Deusa Nimba era cultuada por homens em rituais secretos nas florestas

Pelo Rio GrandeFoto: Camila Cunha

Nimba, a deusa da fertilidade

Estátua de arte secular produzida por afrodescendentes no RS é a primeira encontrada no Brasil

Uma escultura em madeira encontrada no início da década de 1980, no Rio Ijuí, em Santo Ângelo, na região das Missões, traz uma nova perspectiva para o estudo da presença de africanos no RS. A peça é a primeira do tipo encontrada no País e teve sua origem confirmada pelo coordenador do Núcleo de Estudos em Cultura Afro-brasileira e Indígena (Neabi) e do Grupo de Pesquisa sobre Arte Sacra Jesuítico-Guarani, Édison Hüttner. Trata-se de uma deusa Nimba, considerada a deusa da fertilidade, e produzida por afrodescendentes que viviam no Estado no século 18.
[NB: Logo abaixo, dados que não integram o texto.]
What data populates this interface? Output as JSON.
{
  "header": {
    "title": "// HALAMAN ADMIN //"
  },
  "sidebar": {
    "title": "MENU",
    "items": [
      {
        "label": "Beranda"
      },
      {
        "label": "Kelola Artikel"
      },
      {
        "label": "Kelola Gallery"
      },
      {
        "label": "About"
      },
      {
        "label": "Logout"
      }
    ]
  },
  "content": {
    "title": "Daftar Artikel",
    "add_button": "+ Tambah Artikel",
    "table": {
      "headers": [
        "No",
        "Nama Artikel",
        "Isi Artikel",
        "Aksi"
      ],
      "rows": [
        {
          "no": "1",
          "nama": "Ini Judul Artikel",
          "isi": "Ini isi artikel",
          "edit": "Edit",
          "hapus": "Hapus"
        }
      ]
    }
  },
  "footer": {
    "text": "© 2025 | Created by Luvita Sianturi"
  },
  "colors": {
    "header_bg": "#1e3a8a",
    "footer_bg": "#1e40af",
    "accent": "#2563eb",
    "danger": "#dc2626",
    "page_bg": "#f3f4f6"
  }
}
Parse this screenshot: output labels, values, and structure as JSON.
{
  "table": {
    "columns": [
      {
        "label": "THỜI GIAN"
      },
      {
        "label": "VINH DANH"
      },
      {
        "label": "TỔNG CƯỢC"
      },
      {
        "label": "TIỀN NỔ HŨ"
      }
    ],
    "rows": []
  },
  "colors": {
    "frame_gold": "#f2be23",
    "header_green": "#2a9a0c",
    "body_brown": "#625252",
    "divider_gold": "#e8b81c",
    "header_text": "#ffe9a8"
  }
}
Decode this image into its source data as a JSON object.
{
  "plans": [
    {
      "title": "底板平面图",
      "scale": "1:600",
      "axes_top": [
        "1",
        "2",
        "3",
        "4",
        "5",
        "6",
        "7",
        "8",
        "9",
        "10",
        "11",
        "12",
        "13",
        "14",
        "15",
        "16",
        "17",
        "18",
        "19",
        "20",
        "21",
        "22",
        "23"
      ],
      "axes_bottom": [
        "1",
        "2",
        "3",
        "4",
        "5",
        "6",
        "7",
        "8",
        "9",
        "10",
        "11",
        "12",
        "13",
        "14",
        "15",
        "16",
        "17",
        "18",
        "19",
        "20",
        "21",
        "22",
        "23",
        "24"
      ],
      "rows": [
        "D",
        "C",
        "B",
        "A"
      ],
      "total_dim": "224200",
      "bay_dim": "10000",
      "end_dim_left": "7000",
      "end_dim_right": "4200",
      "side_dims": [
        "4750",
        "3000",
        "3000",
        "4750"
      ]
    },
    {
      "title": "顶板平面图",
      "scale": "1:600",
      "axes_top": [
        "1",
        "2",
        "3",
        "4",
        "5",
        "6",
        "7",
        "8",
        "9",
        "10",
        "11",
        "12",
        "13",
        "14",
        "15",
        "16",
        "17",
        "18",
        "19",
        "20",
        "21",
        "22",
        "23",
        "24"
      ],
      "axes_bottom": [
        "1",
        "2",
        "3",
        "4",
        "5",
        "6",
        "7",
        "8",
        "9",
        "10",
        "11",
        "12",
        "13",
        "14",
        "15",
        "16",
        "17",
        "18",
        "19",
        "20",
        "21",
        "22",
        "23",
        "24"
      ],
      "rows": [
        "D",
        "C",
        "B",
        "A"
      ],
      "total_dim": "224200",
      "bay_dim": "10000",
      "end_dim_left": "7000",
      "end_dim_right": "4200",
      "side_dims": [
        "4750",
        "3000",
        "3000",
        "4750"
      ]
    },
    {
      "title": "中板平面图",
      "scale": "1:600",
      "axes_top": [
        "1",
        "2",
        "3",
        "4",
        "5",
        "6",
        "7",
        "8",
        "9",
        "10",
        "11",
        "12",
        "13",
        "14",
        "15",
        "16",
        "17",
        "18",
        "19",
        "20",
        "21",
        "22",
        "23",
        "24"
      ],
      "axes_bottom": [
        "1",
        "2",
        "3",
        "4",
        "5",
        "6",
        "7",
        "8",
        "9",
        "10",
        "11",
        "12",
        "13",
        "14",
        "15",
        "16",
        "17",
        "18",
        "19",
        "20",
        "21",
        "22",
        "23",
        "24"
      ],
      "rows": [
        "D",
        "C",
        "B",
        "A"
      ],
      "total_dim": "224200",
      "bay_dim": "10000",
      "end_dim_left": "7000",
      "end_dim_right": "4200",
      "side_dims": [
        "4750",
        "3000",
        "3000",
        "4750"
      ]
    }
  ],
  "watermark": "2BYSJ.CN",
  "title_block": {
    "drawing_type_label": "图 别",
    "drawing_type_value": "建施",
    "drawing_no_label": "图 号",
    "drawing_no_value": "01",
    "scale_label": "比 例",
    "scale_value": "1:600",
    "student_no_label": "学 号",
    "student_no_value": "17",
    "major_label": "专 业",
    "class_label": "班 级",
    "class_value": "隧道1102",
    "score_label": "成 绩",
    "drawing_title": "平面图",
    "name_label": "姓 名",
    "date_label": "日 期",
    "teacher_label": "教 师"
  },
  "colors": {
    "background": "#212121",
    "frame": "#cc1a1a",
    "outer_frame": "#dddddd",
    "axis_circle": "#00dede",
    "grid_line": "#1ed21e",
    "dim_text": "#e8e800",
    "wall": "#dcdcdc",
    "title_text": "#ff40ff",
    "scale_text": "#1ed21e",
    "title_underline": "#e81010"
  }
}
A descoberta aconteceu por acaso. O comerciante e colecionador Getúlio Lima comprou a estátua de um pescador e a colocou para decorar sua sala. Há dois anos, sabendo das pesquisas de Hüttner sobre arte religiosa missioneira, o procurou para conhecer mais sobre o artefato. O pesquisador propôs uma investigação a partir de duas hipóteses. “Por suas características, pensei que poderia ser africana ou inca”, conta.

RITUAIS RELIGIOSOS

Com 46,4 cm e 3,70 kg, a deusa Nimba – significa alma grande no vocábulo mandê – foi submetida a uma tomografia no Instituto do Cérebro do RS que certificou ser de madeira guajuvira maciça. Com o coordenador do Laboratório de Arqueologia, Klaus Hilbert, e o pesquisador Éder Hüttner, o coordenador do Neabi começou a procurar relatos históricos e comparar a peça com imagens de outras expostas em museus de Paris e Nova York.
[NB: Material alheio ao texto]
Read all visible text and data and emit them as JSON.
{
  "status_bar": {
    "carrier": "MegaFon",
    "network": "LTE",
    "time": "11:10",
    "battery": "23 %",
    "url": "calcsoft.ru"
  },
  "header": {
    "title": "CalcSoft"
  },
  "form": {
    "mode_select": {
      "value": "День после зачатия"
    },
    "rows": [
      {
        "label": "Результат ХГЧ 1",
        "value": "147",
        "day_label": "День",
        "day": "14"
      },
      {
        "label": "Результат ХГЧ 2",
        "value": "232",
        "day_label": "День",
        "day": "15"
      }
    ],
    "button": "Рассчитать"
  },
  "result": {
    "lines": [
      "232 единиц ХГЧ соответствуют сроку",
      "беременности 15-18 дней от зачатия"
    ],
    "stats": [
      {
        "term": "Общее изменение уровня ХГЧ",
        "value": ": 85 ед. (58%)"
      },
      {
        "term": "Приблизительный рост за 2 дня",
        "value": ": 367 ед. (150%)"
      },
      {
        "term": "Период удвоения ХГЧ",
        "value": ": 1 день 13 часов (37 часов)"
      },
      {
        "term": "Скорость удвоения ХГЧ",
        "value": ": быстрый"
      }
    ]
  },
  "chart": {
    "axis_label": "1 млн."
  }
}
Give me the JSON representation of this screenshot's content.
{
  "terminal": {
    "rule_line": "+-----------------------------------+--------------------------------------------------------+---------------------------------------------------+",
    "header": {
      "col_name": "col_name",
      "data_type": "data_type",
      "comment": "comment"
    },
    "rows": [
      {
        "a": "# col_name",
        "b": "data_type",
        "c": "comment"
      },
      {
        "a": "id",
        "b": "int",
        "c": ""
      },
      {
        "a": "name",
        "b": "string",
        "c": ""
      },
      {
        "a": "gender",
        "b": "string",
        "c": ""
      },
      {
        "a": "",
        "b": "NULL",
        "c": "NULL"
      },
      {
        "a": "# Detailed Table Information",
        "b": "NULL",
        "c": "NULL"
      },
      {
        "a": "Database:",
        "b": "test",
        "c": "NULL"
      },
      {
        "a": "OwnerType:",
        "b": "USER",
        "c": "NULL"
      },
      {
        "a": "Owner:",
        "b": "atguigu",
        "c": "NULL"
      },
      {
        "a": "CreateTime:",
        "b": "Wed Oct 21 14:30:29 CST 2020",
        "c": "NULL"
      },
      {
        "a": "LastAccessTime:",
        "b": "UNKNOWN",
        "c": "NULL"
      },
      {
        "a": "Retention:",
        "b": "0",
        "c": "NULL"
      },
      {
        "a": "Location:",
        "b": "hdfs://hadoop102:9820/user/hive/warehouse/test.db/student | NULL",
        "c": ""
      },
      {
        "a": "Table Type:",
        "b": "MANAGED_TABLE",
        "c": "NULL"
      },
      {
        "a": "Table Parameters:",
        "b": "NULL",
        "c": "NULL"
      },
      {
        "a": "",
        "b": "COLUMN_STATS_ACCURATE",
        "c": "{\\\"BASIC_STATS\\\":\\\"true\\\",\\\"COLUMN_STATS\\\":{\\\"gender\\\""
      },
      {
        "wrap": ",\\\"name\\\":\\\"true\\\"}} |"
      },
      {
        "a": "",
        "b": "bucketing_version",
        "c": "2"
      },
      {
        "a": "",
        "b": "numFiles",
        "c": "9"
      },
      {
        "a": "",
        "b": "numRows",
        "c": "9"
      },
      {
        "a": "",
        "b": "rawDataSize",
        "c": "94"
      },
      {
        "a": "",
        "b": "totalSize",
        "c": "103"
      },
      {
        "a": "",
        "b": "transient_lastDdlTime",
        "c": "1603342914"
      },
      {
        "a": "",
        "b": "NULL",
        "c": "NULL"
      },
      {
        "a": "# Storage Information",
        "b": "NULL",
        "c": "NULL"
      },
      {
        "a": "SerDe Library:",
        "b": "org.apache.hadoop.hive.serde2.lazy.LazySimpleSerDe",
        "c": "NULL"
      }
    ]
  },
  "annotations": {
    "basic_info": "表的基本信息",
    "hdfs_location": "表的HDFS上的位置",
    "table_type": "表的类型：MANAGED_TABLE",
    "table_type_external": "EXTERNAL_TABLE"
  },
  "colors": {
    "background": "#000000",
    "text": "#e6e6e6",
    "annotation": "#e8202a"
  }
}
Os pesquisadores apontam que a escultura não foi trazida por escravos em navio negreiro, pois não era permitido a eles carregarem objetos. Concluíram que foi produzida por afrodescendentes que conheciam a arte, a escultura e os rituais praticados pelos povos Baga e Nalu, nas Repúblicas da Guiné e da Guiné-Bissau, região oeste da África, desde o século 15.
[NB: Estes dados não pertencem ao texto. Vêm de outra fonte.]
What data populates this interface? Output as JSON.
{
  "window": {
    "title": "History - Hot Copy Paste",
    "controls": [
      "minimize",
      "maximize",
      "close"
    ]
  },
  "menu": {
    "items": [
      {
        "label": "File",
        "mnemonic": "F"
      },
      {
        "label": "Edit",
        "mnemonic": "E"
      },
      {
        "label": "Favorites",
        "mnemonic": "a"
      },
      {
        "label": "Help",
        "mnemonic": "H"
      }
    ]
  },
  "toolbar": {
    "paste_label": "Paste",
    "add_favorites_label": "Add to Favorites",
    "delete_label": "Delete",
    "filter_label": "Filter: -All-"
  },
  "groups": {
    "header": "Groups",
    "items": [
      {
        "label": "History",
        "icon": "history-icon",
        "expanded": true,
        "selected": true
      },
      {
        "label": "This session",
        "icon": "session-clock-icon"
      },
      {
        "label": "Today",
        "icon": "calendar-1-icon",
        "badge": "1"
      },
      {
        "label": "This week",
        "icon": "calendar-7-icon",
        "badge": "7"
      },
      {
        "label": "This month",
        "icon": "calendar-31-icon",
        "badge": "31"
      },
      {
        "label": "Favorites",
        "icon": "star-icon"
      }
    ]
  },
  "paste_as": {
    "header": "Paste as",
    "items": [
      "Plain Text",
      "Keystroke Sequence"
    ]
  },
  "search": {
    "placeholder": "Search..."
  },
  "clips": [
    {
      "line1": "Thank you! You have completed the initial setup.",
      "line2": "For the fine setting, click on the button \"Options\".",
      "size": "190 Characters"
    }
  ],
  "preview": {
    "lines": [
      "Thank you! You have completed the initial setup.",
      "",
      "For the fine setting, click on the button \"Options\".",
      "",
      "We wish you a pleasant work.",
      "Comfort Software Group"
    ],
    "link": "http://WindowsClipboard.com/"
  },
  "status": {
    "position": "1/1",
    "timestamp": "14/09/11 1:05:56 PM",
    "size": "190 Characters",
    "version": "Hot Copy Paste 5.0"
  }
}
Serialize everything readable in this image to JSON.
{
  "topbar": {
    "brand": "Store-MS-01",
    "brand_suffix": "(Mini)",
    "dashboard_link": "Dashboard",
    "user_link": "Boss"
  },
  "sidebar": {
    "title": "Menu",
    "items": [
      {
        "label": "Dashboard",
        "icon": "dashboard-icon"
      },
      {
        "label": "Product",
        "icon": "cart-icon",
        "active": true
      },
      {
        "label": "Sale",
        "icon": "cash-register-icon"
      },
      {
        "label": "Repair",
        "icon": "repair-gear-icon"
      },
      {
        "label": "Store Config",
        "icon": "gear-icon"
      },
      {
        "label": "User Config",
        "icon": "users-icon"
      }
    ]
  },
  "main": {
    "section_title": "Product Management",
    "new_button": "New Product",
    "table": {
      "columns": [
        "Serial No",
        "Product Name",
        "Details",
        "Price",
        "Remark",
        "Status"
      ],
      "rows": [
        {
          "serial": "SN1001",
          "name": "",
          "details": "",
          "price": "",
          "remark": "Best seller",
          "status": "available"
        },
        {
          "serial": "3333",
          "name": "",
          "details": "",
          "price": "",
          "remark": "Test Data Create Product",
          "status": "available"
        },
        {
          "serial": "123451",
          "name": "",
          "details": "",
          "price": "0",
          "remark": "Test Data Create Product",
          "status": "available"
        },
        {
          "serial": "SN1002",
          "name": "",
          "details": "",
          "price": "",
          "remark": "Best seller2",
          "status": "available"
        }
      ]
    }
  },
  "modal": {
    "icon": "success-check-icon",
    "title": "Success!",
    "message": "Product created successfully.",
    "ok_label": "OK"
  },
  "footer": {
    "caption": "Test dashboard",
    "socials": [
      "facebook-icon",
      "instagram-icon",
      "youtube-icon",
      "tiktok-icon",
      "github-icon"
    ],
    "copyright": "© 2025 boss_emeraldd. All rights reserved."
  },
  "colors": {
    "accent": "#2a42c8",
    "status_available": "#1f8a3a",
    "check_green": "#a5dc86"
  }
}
Édison Hüttner afirma que a descoberta indica a existência de rituais autênticos de religiosidade de afrodescendentes no RS. Acredita que o artefato esteve escondido em algum local para ser cultuado, o que era proibido pelos governantes da época. Na tradição, o culto secreto à Nimba era realizado apenas por homens em rituais na floresta conduzidos por um sacerdote.

“Foi esculpida por um mestre que conhecia os detalhes, a sincronia, o significado e arte de uma deusa Nimba em toda a sua estrutura de talhes, em sua harmônica e estruturante trilogia: cabeça, peito e pernas”, observa Hüttner. A estátua ficou exposta para visitação no saguão da Biblioteca Central da PUCRS entre os meses de setembro e outubro.